The defense saw Ksendzov as the prosecution's linchpin. Unlike with Haddon's testimony, which was rooted in recorded conversations with the defendant, they attempted to paint Ksendzov as a biased witness, a former heroin addict bent on seeing her ex "burn in hell."

"She blames him for using her, for getting her into drugs, for killing her successive boyfriend because he OD'd on drugs," defense attorney Chad Calabria said in his closing statement.

Defense attorneys argued that her story was inconsistent. She talked about Rademaker's escort service, but said he was faithful to her; she said he had an affinity for anal sex, but that they rarely engaged in it.

Lastly, the defense noted that in 1998, Ksendzov told two Los Angeles police detectives that Rademaker said Kim was one of his hookers, that he had had sex with her before sending her on her final assignment. Kim's family vehemently denies that she was involved in the sex business.

The defense called Brad Leon to testify about the incident he described on "Unsolved Mysteries," but the prosecution argued that while Leon was well-intentioned, it was not related.

Rademaker did not take the witness stand. His parents didn't come to his defense. (Neighbors said the Rademakers had not been seen for weeks, and a phone message left with his sister was not returned.)

The jury of eight men and four women deliberated for almost four days.

The verdict: guilty. First-degree murder with a special circumstance of kidnapping. Rademaker was sentenced Tuesday - 14 years and one day after Kim was murdered - to life in prison without the possibility of parole.

Kim's family flew into Los Angeles the day after he was convicted. The next day, Feb. 17, the family sat in a cold and largely empty ninth-floor hallway at the downtown courthouse. That's where Robert Spector, Kim's younger brother, spent his 23rd birthday.

Her father wasn't there. Roberto Spector had lost touch with his daughter and son after he and Magaly divorced in 1989. Nobody told him about the trial.

"Was he convicted of killing her? Was he sentenced to die yet?" Spector asked in a phone interview. "I'll be really happy to hear that."

Family members waited three hours before Magaly was called to the witness stand during the trial's penalty phase. Over the following two hours, the family explained how the defendant's actions shattered their lives. Then they spent the three-day weekend holed up in The New Otani Hotel in Little Tokyo. And they waited.

After penalty-phase closing arguments Feb. 23, Magaly, her husband and her grandson traveled to the murder site. Riding shotgun heading up Highway 2, Nicholas commented on the natural beauty of the rugged mountains.

"But this is really out there," said Nick, now 15. "I'm definitely thinking this would be a good place to kill somebody."

He has grown up without a mom. The closest thing he has to memories of her come from the home videos he watches with Magaly when she picks him up for the weekend once a month.

"I can remember just, like, a car or something like that. A flash here and there," he said.

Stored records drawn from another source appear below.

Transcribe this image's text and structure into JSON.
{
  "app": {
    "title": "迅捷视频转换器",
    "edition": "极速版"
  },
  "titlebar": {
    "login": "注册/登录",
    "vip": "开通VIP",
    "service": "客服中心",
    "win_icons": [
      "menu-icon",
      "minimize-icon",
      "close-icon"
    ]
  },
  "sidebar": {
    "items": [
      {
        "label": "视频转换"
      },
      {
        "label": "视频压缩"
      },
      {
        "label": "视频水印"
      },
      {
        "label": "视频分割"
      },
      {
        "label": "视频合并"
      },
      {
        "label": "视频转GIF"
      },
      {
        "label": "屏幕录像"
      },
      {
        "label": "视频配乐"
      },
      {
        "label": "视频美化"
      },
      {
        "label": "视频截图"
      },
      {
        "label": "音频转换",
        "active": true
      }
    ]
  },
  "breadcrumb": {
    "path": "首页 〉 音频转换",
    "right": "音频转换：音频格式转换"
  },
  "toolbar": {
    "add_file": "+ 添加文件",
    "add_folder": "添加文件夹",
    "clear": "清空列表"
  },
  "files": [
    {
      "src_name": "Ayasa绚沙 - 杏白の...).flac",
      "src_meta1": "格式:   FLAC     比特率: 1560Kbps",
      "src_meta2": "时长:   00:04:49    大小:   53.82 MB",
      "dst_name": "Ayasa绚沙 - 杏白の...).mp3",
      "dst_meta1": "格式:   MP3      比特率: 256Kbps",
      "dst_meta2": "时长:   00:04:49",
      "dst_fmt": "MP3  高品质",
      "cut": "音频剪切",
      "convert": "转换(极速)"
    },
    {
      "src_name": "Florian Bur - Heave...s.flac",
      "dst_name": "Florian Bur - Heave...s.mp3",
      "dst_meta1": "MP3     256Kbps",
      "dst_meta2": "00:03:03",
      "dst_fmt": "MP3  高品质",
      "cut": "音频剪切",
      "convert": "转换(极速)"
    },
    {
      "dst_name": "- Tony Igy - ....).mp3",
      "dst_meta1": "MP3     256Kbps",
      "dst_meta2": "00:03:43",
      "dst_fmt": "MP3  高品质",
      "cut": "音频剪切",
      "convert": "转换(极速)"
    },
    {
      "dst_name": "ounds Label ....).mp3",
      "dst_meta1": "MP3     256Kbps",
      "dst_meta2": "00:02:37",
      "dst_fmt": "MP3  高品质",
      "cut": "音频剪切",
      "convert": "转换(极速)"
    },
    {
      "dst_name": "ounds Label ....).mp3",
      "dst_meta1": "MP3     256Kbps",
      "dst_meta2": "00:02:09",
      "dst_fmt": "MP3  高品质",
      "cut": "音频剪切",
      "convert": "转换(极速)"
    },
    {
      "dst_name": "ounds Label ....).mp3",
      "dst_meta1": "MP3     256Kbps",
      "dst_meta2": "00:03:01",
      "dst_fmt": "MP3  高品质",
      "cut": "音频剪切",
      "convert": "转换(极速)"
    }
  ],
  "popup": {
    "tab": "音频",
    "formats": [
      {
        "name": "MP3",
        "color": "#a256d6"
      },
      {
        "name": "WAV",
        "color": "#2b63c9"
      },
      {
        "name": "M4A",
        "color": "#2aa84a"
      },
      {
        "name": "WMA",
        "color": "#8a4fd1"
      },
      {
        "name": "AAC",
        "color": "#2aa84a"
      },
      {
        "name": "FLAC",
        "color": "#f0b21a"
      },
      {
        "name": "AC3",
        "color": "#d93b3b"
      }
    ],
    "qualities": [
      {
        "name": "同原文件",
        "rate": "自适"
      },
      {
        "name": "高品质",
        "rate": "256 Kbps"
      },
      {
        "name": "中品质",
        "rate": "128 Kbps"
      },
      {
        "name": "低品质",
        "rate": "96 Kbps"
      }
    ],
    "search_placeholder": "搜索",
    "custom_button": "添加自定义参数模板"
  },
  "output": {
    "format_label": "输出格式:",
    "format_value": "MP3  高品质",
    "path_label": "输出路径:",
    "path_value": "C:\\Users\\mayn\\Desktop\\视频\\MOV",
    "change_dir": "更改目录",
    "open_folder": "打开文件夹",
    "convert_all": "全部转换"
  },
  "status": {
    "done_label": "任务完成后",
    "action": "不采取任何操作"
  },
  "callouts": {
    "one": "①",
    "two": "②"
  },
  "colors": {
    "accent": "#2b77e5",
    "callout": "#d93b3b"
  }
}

The Monte Cristo Campground is about 15 miles north of La Caada Flintridge. Kim's family and Detective Kerfoot stopped at the ranger station to connect with Detective Davis and two Forest Service officers, who led them into the scrub oak, chaparral and manzanita where Kim's remains were found scattered about, likely by an animal.

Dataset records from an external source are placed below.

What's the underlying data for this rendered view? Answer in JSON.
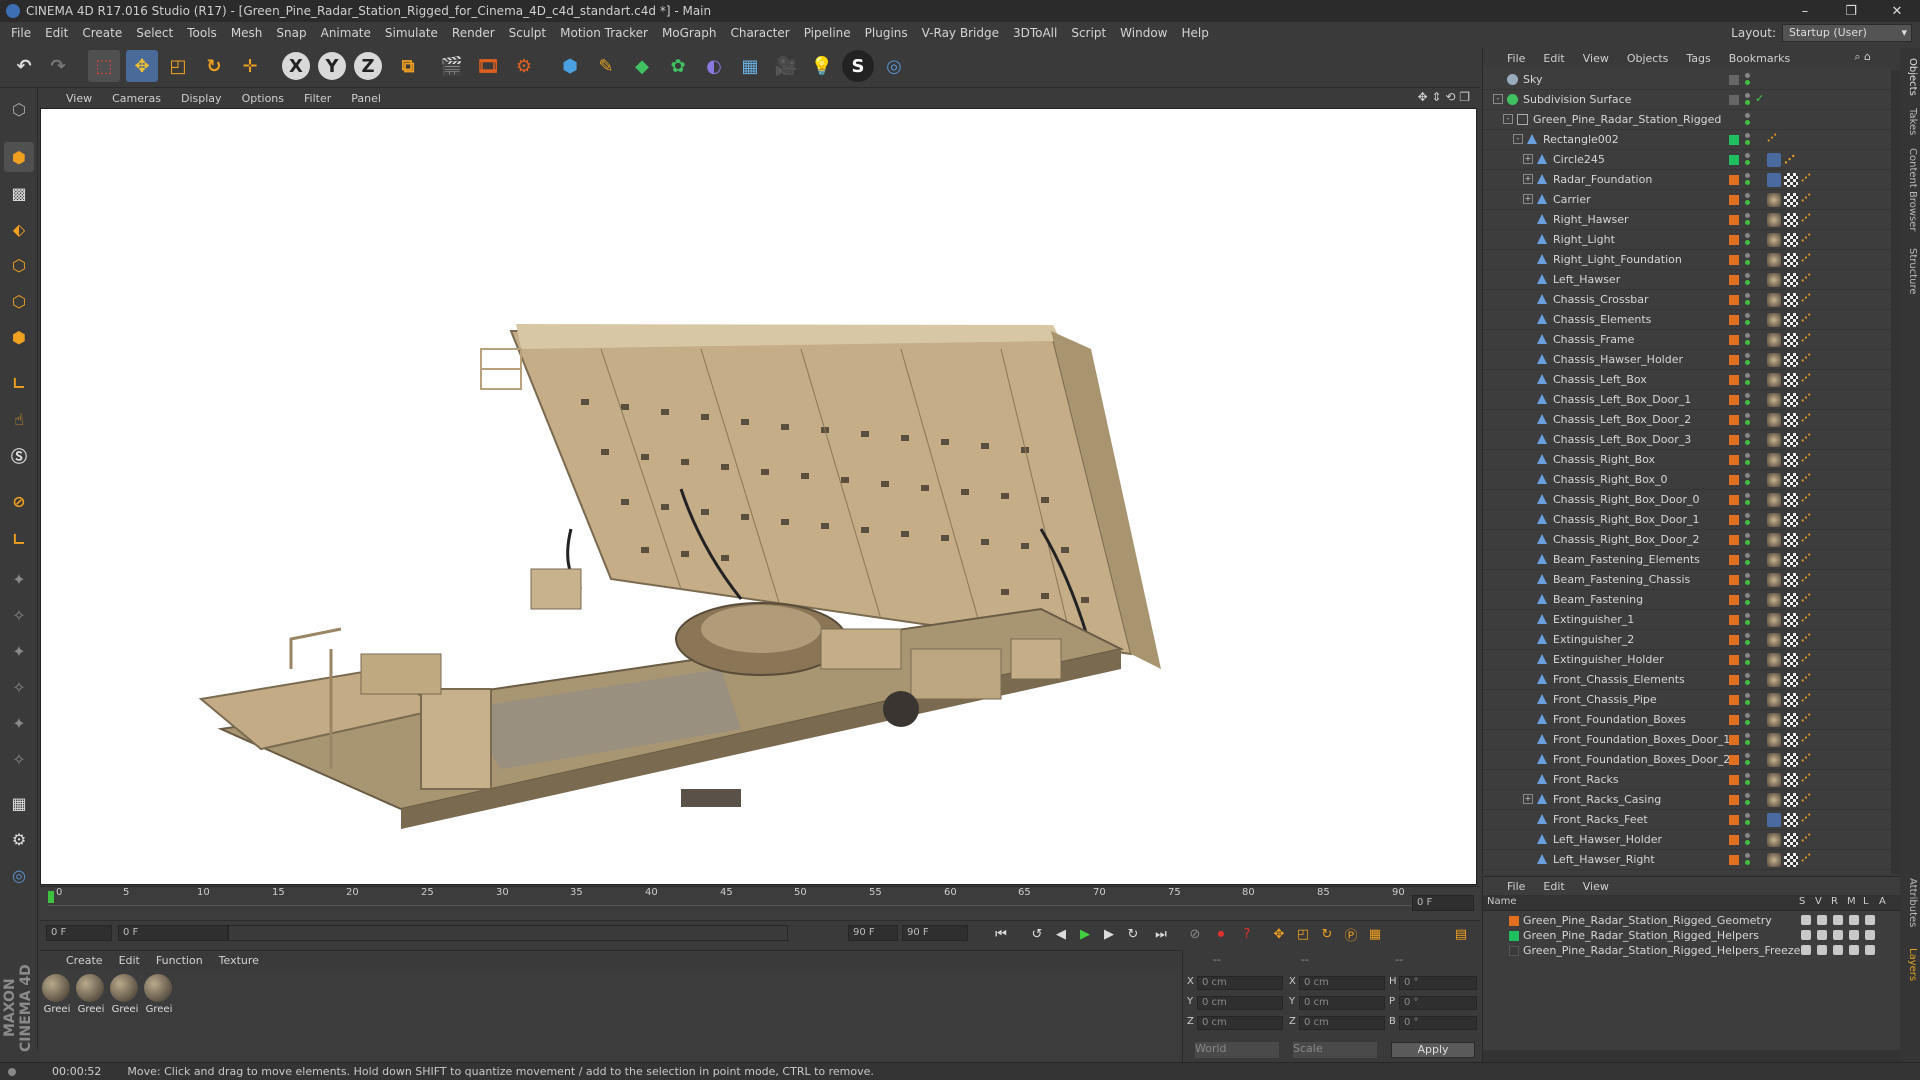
{
  "window": {
    "title": "CINEMA 4D R17.016 Studio (R17) - [Green_Pine_Radar_Station_Rigged_for_Cinema_4D_c4d_standart.c4d *] - Main",
    "controls": [
      "–",
      "❐",
      "✕"
    ]
  },
  "menu": [
    "File",
    "Edit",
    "Create",
    "Select",
    "Tools",
    "Mesh",
    "Snap",
    "Animate",
    "Simulate",
    "Render",
    "Sculpt",
    "Motion Tracker",
    "MoGraph",
    "Character",
    "Pipeline",
    "Plugins",
    "V-Ray Bridge",
    "3DToAll",
    "Script",
    "Window",
    "Help"
  ],
  "layout": {
    "label": "Layout:",
    "value": "Startup (User)"
  },
  "toolbar": {
    "axis_x": "X",
    "axis_y": "Y",
    "axis_z": "Z"
  },
  "viewport_menu": [
    "View",
    "Cameras",
    "Display",
    "Options",
    "Filter",
    "Panel"
  ],
  "timeline": {
    "ticks": [
      "0",
      "5",
      "10",
      "15",
      "20",
      "25",
      "30",
      "35",
      "40",
      "45",
      "50",
      "55",
      "60",
      "65",
      "70",
      "75",
      "80",
      "85",
      "90"
    ],
    "current_frame": "0 F"
  },
  "transport": {
    "start_field": "0 F",
    "range_start": "0 F",
    "range_end": "90 F",
    "end_field": "90 F"
  },
  "material_menu": [
    "Create",
    "Edit",
    "Function",
    "Texture"
  ],
  "materials": [
    "Greei",
    "Greei",
    "Greei",
    "Greei"
  ],
  "coordinates": {
    "header_dashes": [
      "--",
      "--",
      "--"
    ],
    "rows": [
      {
        "a1": "X",
        "v1": "0 cm",
        "a2": "X",
        "v2": "0 cm",
        "a3": "H",
        "v3": "0 °"
      },
      {
        "a1": "Y",
        "v1": "0 cm",
        "a2": "Y",
        "v2": "0 cm",
        "a3": "P",
        "v3": "0 °"
      },
      {
        "a1": "Z",
        "v1": "0 cm",
        "a2": "Z",
        "v2": "0 cm",
        "a3": "B",
        "v3": "0 °"
      }
    ],
    "mode": "World",
    "scale": "Scale",
    "apply": "Apply"
  },
  "status": {
    "time": "00:00:52",
    "message": "Move: Click and drag to move elements. Hold down SHIFT to quantize movement / add to the selection in point mode, CTRL to remove."
  },
  "maxon": "MAXON CINEMA 4D",
  "object_manager": {
    "menu": [
      "File",
      "Edit",
      "View",
      "Objects",
      "Tags",
      "Bookmarks"
    ],
    "objects": [
      {
        "name": "Sky"
      },
      {
        "name": "Subdivision Surface"
      },
      {
        "name": "Green_Pine_Radar_Station_Rigged"
      },
      {
        "name": "Rectangle002"
      },
      {
        "name": "Circle245"
      },
      {
        "name": "Radar_Foundation"
      },
      {
        "name": "Carrier"
      },
      {
        "name": "Right_Hawser"
      },
      {
        "name": "Right_Light"
      },
      {
        "name": "Right_Light_Foundation"
      },
      {
        "name": "Left_Hawser"
      },
      {
        "name": "Chassis_Crossbar"
      },
      {
        "name": "Chassis_Elements"
      },
      {
        "name": "Chassis_Frame"
      },
      {
        "name": "Chassis_Hawser_Holder"
      },
      {
        "name": "Chassis_Left_Box"
      },
      {
        "name": "Chassis_Left_Box_Door_1"
      },
      {
        "name": "Chassis_Left_Box_Door_2"
      },
      {
        "name": "Chassis_Left_Box_Door_3"
      },
      {
        "name": "Chassis_Right_Box"
      },
      {
        "name": "Chassis_Right_Box_0"
      },
      {
        "name": "Chassis_Right_Box_Door_0"
      },
      {
        "name": "Chassis_Right_Box_Door_1"
      },
      {
        "name": "Chassis_Right_Box_Door_2"
      },
      {
        "name": "Beam_Fastening_Elements"
      },
      {
        "name": "Beam_Fastening_Chassis"
      },
      {
        "name": "Beam_Fastening"
      },
      {
        "name": "Extinguisher_1"
      },
      {
        "name": "Extinguisher_2"
      },
      {
        "name": "Extinguisher_Holder"
      },
      {
        "name": "Front_Chassis_Elements"
      },
      {
        "name": "Front_Chassis_Pipe"
      },
      {
        "name": "Front_Foundation_Boxes"
      },
      {
        "name": "Front_Foundation_Boxes_Door_1"
      },
      {
        "name": "Front_Foundation_Boxes_Door_2"
      },
      {
        "name": "Front_Racks"
      },
      {
        "name": "Front_Racks_Casing"
      },
      {
        "name": "Front_Racks_Feet"
      },
      {
        "name": "Left_Hawser_Holder"
      },
      {
        "name": "Left_Hawser_Right"
      }
    ]
  },
  "side_tabs": [
    "Objects",
    "Takes",
    "Content Browser",
    "Structure",
    "Attributes",
    "Layers"
  ],
  "layer_manager": {
    "menu": [
      "File",
      "Edit",
      "View"
    ],
    "headers": [
      "Name",
      "S",
      "V",
      "R",
      "M",
      "L",
      "A"
    ],
    "layers": [
      {
        "name": "Green_Pine_Radar_Station_Rigged_Geometry",
        "color": "#e07020"
      },
      {
        "name": "Green_Pine_Radar_Station_Rigged_Helpers",
        "color": "#20c060"
      },
      {
        "name": "Green_Pine_Radar_Station_Rigged_Helpers_Freeze",
        "color": "#3a3a3a"
      }
    ]
  },
  "colors": {
    "orange_layer": "#e07020",
    "green_layer": "#20c060",
    "accent_blue": "#3d6fb5",
    "model_tan": "#c9b48f"
  }
}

"This is the creek where he drowned her?" Magaly asked.

She bent down and laid six white roses and a framed photo of Kim on a rock above the water. Then she began to read her daughter's favorite poem, "Los Zapaticos de Rosa" by the Cuban intellectual Jose Marti, which she remembers Kim reciting when she was young.

It sounded like Magaly was crying out for Kim to return as she sobbed through the 64-line poem. She bent down to the shallow creek, which Davis said had been a "rolling river" when Kim was drowned, and washed her hands.

"Listen to that water running: It is her life," Magaly said.

"I know how she was born ... and now I know how she died. And I know her soul is around - she went back to nature."